In the last few years of the phobia, I began to say no to things I wanted to do, chances to travel for fun, and opportunities to give lectures and workshops in my profession. I narrowed my flying to the minimum (which still, given my far-flung family and conference-oriented academic life meant getting on a plan at least monthly). It was dawning on me that this was not a good way to live. Rather than cure my phobia—what phobia? Why would any sane person think it makes sense to hurtle through the sky at 35,000 feet in a heavy metal tube!? In fact, how could such a thing really be possible? I imagined a day when the laws of nature would suddenly catch up with the fact that all these tons of steel were up in the air where they did not belong, and gravity would suddenly yank them all out of the sky. I felt certain I would be on a plane precisely when that happened. I began to fantasize about a simpler life, lived in one place. I began to romanticize life in a medieval village, or a yurt.

I continued to make do, to fly less, but still fly when necessary. I white knuckled it across the country for work and family trips, and looked forward to the day when I would be able to live life entirely on the ground again. Then 9-11 happened.

It wasn’t the fear of hijackers that grounded me that fall of 2001. But living through the grief and horror of 9-11 in the Northeast had already raised everyone’s baseline anxiety.
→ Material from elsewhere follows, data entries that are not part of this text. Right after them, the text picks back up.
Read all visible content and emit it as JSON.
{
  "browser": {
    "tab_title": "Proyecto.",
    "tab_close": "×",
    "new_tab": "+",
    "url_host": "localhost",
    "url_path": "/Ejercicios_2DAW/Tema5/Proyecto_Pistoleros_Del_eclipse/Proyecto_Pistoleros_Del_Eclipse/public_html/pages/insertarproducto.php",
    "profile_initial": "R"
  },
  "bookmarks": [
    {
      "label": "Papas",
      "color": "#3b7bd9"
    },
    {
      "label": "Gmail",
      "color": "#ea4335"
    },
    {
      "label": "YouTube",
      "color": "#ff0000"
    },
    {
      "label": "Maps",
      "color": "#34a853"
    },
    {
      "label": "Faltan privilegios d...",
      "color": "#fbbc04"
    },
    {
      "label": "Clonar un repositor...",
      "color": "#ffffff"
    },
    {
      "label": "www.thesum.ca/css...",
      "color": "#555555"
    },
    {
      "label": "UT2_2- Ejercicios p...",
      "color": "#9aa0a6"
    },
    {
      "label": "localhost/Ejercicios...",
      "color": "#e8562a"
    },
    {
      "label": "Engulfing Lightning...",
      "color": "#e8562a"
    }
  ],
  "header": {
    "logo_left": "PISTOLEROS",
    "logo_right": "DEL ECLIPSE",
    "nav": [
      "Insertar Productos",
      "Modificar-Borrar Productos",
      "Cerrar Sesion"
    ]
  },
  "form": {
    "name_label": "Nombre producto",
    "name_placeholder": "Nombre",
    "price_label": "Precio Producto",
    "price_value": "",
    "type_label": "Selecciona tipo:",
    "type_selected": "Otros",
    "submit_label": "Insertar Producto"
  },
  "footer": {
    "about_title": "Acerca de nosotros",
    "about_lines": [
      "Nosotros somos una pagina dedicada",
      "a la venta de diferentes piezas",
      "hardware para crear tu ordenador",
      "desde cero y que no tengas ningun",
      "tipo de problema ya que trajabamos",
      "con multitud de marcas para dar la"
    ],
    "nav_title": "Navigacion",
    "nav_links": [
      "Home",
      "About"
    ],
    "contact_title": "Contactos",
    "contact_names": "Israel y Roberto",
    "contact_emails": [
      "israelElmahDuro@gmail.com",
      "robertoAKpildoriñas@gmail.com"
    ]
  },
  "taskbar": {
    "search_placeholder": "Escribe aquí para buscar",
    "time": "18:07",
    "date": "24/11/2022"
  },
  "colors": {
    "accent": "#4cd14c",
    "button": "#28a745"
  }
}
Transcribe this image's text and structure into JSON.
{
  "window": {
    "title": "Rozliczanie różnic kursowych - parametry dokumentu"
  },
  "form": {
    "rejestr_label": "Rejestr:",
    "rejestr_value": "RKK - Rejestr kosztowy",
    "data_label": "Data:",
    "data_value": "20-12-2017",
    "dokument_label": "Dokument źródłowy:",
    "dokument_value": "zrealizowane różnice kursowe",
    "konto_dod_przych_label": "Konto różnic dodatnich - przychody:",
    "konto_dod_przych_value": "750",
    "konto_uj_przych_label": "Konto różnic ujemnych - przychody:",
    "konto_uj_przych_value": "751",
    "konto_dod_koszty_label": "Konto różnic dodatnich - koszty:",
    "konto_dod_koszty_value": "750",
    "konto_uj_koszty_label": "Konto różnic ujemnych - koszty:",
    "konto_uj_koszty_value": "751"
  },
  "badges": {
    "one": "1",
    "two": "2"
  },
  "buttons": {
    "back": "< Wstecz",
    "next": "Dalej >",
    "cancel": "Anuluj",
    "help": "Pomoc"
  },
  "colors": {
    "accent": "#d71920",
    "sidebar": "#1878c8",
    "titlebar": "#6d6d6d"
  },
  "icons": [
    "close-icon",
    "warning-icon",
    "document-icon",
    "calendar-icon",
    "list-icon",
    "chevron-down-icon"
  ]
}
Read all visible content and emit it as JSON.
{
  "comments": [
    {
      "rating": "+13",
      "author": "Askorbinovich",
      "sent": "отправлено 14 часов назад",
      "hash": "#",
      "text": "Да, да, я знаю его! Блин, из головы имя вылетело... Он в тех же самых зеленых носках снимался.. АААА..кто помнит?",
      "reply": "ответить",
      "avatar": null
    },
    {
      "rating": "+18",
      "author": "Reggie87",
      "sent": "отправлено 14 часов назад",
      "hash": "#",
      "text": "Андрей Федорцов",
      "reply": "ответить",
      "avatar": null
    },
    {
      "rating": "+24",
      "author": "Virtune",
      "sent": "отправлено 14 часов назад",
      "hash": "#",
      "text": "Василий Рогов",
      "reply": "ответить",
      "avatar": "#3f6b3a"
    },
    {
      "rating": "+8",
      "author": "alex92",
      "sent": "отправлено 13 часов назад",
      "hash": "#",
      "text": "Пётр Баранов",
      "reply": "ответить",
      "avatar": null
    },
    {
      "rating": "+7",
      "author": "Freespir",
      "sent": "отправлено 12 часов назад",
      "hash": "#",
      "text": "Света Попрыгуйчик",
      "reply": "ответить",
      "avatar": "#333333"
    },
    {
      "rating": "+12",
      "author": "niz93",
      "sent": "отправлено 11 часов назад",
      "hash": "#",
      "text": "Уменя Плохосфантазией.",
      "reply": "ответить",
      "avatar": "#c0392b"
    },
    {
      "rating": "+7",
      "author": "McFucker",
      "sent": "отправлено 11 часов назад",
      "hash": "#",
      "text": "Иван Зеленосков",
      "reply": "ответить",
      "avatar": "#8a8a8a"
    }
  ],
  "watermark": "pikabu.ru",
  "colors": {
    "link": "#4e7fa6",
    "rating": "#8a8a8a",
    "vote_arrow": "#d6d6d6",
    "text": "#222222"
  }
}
And then an airplane crashed in Queens, New York—a crash that was exactly my own very specific fear scenario. Catastrophic engine failure. A plane flying along just like normal, and then, with no warning, falling out of the sky like a rock. That did it. I was grounded.

I’d been scheduled to present a paper in Denver at a November conference I very much looked forward to attending. But as the date approached, I found myself completely unable to imagine getting on that plane, or any plane. I went to my Dean and President, and said “If I don’t go present this paper, would you be OK with that?” They were already aware of my fear of flying—although I had never refused to go anywhere before. And to their everlasting credit, they said “These are times of great anxiety, and we understand. We want you happy and healthy. You don’t have to go, and we will pay for the unused ticket.” It was an astonishing act of kindness, a moment of real grace I will never forget.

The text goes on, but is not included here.